Walmart has sent a warning to the retail industry.
Shares at the world’s biggest retailer plunged by their most in over 15 years after the company said that spending on ecommerce and staff wages would affect profits in 2017.
The retail giant has been injecting money into its workforce and e-commerce capabilities as it attempts to boost sales - investments that will continue in fiscal 2017. Walmart raised its basic employee wage to $9 an hour in April with plans to increase it to at least $10 next year. The initiative, paired with an extensive training program, added around $1bn in costs this year and will add roughly $1.5bn next year.
The American chain has taken initiatives to attract customers by enhancing the shopping journey, expanding its online grocery pickup service, and launching addition small-format stores called Neighborhood Markets. It has also been put $1bn into improving its website and opening new distribution centers, aiming to speed the delivery of online orders.
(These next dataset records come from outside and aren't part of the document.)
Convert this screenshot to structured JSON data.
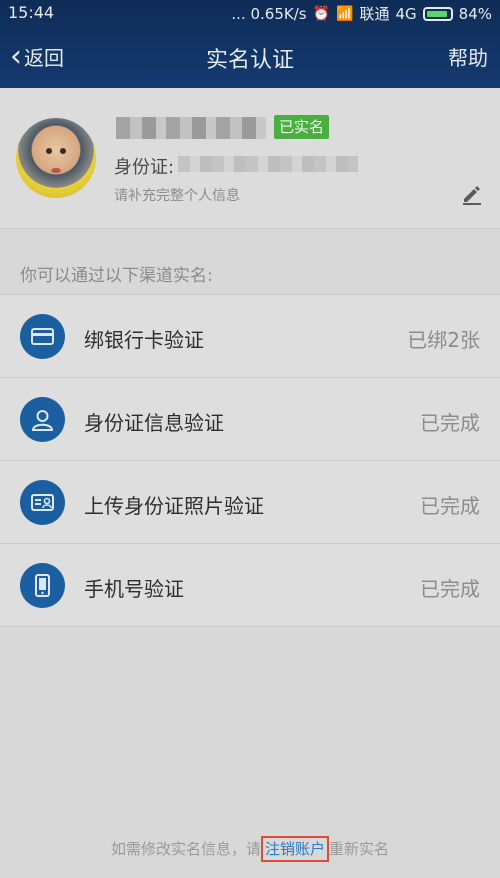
{
  "status_bar": {
    "time": "15:44",
    "network_speed": "... 0.65K/s",
    "carrier": "联通",
    "network_type": "4G",
    "battery": "84%"
  },
  "nav": {
    "back_label": "返回",
    "title": "实名认证",
    "help_label": "帮助"
  },
  "profile": {
    "verified_badge": "已实名",
    "id_label": "身份证:",
    "tip": "请补充完整个人信息"
  },
  "section_label": "你可以通过以下渠道实名:",
  "methods": [
    {
      "icon": "bank-card-icon",
      "title": "绑银行卡验证",
      "status": "已绑2张"
    },
    {
      "icon": "person-icon",
      "title": "身份证信息验证",
      "status": "已完成"
    },
    {
      "icon": "id-card-icon",
      "title": "上传身份证照片验证",
      "status": "已完成"
    },
    {
      "icon": "phone-icon",
      "title": "手机号验证",
      "status": "已完成"
    }
  ],
  "footer": {
    "prefix": "如需修改实名信息，请",
    "link": "注销账户",
    "suffix": "重新实名"
  },
  "colors": {
    "nav_bar": "#153a70",
    "badge": "#49b03f",
    "icon_circle": "#1b5fa0",
    "link": "#2a79c4",
    "highlight_box": "#e04a3b"
  }
}
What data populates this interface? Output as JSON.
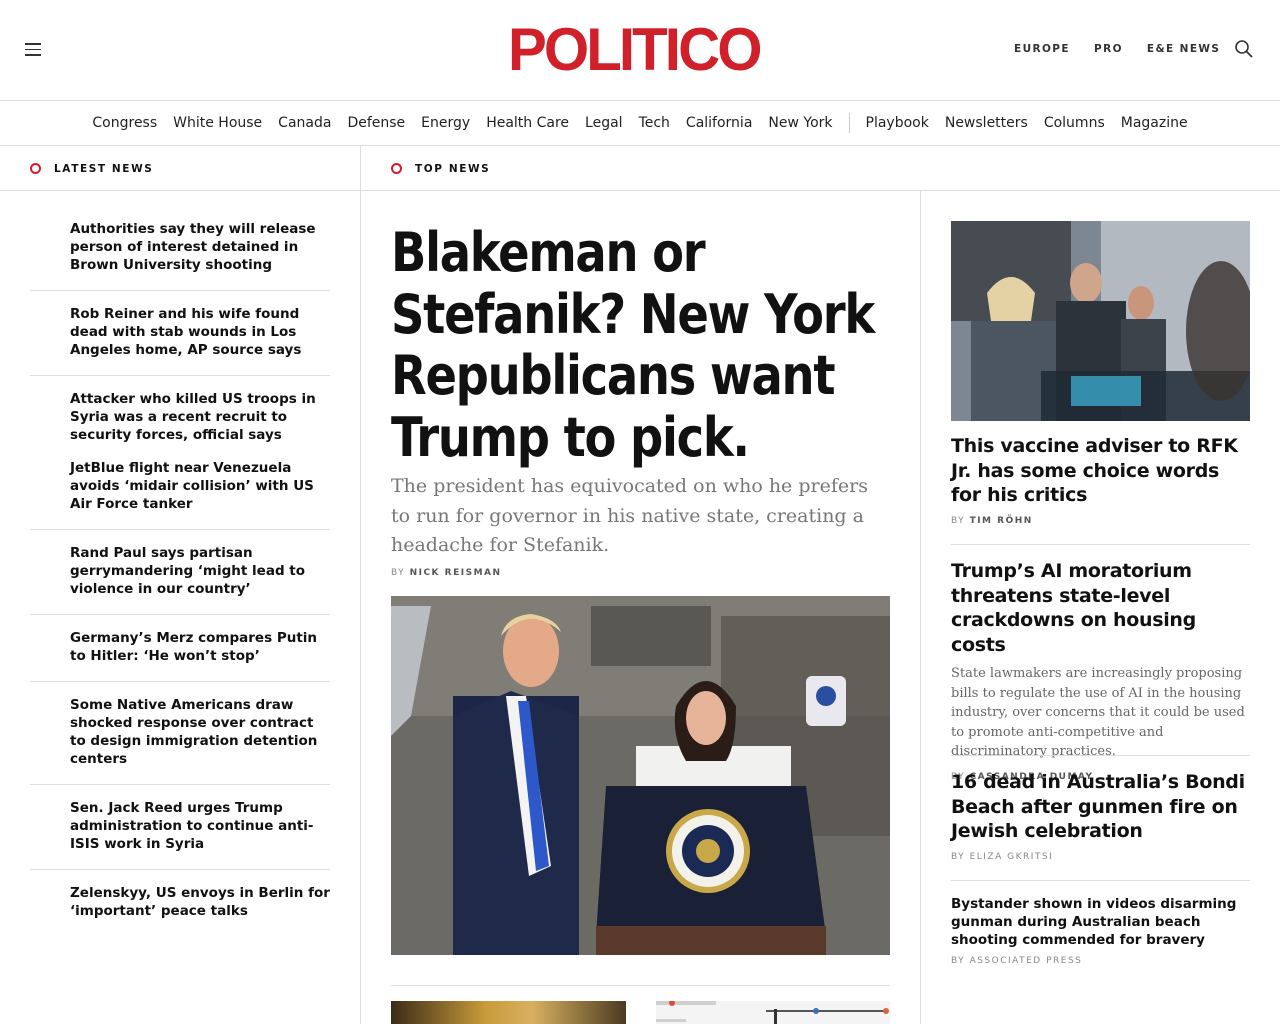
{
  "header": {
    "logo": "POLITICO",
    "links": [
      "EUROPE",
      "PRO",
      "E&E NEWS"
    ]
  },
  "nav": {
    "sections": [
      "Congress",
      "White House",
      "Canada",
      "Defense",
      "Energy",
      "Health Care",
      "Legal",
      "Tech",
      "California",
      "New York"
    ],
    "extras": [
      "Playbook",
      "Newsletters",
      "Columns",
      "Magazine"
    ]
  },
  "columns": {
    "latest_label": "LATEST NEWS",
    "top_label": "TOP NEWS"
  },
  "latest_news": [
    "Authorities say they will release person of interest detained in Brown University shooting",
    "Rob Reiner and his wife found dead with stab wounds in Los Angeles home, AP source says",
    "Attacker who killed US troops in Syria was a recent recruit to security forces, official says",
    "JetBlue flight near Venezuela avoids ‘midair collision’ with US Air Force tanker",
    "Rand Paul says partisan gerrymandering ‘might lead to violence in our country’",
    "Germany’s Merz compares Putin to Hitler: ‘He won’t stop’",
    "Some Native Americans draw shocked response over contract to design immigration detention centers",
    "Sen. Jack Reed urges Trump administration to continue anti-ISIS work in Syria",
    "Zelenskyy, US envoys in Berlin for ‘important’ peace talks"
  ],
  "lead": {
    "title": "Blakeman or Stefanik? New York Republicans want Trump to pick.",
    "dek": "The president has equivocated on who he prefers to run for governor in his native state, creating a headache for Stefanik.",
    "by": "BY",
    "author": "NICK REISMAN"
  },
  "right": [
    {
      "title": "This vaccine adviser to RFK Jr. has some choice words for his critics",
      "by": "BY",
      "author": "TIM RÖHN"
    },
    {
      "title": "Trump’s AI moratorium threatens state-level crackdowns on housing costs",
      "dek": "State lawmakers are increasingly proposing bills to regulate the use of AI in the housing industry, over concerns that it could be used to promote anti-competitive and discriminatory practices.",
      "by": "BY",
      "author": "CASSANDRA DUMAY"
    },
    {
      "title": "16 dead in Australia’s Bondi Beach after gunmen fire on Jewish celebration",
      "by": "BY",
      "author": "ELIZA GKRITSI"
    },
    {
      "title": "Bystander shown in videos disarming gunman during Australian beach shooting commended for bravery",
      "by": "BY",
      "author": "ASSOCIATED PRESS"
    }
  ],
  "seal_text": "SEAL OF THE PRESIDENT OF THE UNITED STATES",
  "colors": {
    "brand": "#d0202a"
  }
}
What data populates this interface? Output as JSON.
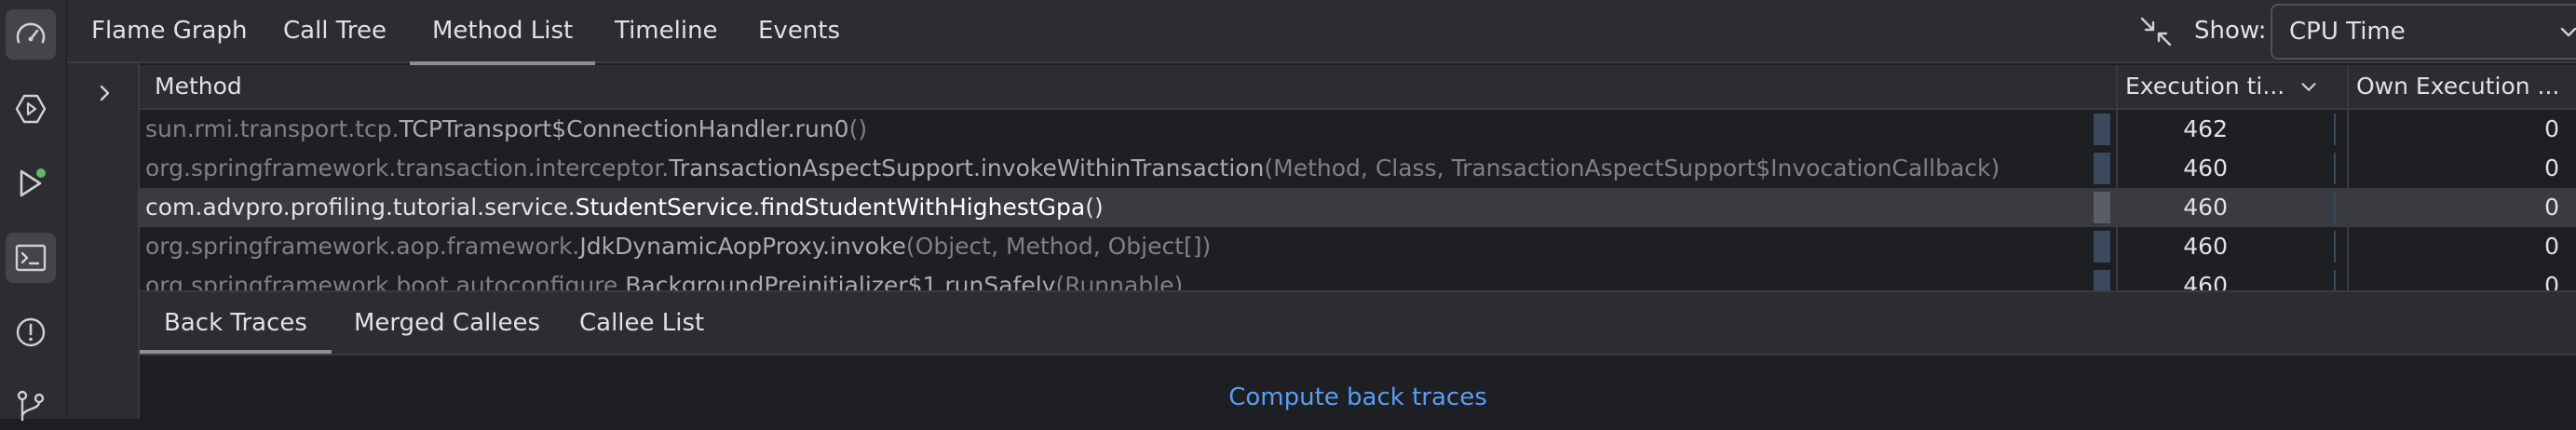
{
  "top_tabs": [
    {
      "label": "Flame Graph"
    },
    {
      "label": "Call Tree"
    },
    {
      "label": "Method List",
      "active": true
    },
    {
      "label": "Timeline"
    },
    {
      "label": "Events"
    }
  ],
  "show": {
    "label": "Show:",
    "value": "CPU Time"
  },
  "table": {
    "columns": {
      "method": "Method",
      "exec": "Execution ti...",
      "own": "Own Execution ..."
    },
    "rows": [
      {
        "pkg": "sun.rmi.transport.tcp.",
        "cls": "TCPTransport$ConnectionHandler.run0",
        "args": "()",
        "exec": "462",
        "own": "0"
      },
      {
        "pkg": "org.springframework.transaction.interceptor.",
        "cls": "TransactionAspectSupport.invokeWithinTransaction",
        "args": "(Method, Class, TransactionAspectSupport$InvocationCallback)",
        "exec": "460",
        "own": "0"
      },
      {
        "pkg": "com.advpro.profiling.tutorial.service.",
        "cls": "StudentService.findStudentWithHighestGpa",
        "args": "()",
        "exec": "460",
        "own": "0",
        "selected": true
      },
      {
        "pkg": "org.springframework.aop.framework.",
        "cls": "JdkDynamicAopProxy.invoke",
        "args": "(Object, Method, Object[])",
        "exec": "460",
        "own": "0"
      },
      {
        "pkg": "org.springframework.boot.autoconfigure.",
        "cls": "BackgroundPreinitializer$1.runSafely",
        "args": "(Runnable)",
        "exec": "460",
        "own": "0"
      }
    ]
  },
  "bottom_tabs": [
    {
      "label": "Back Traces",
      "active": true
    },
    {
      "label": "Merged Callees"
    },
    {
      "label": "Callee List"
    }
  ],
  "compute_link": "Compute back traces",
  "icons": {
    "strip": [
      "speedometer-icon",
      "run-configuration-icon",
      "run-with-badge-icon",
      "terminal-icon",
      "problems-icon",
      "git-icon"
    ],
    "collapse": "collapse-arrows-icon",
    "dropdown": "chevron-down-icon",
    "expand": "chevron-right-icon",
    "sort": "sort-descending-icon"
  },
  "colors": {
    "accent_link": "#589df6",
    "badge_green": "#5fb865",
    "selected_row": "#393b40"
  }
}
In spite of these improvements, investors are dubious as to whether sales will increase dramatically.
"There is no way they can continue to grow, they are just too big," Ivan Feinseth, Chief Investment Officer at Tigress Financial Partners, told Bloomberg before Wednesday’s forecast.. "They do $500bn worth of revenue -- how are you going to grow that?"
At an analyst event on Wednesday, CEO Doug McMillon said that employees deserve the wage uplifts announced earlier this year, but Walmart might not have been clear enough in outlining the costs. McMillon said he still believes it was "the right decision to make".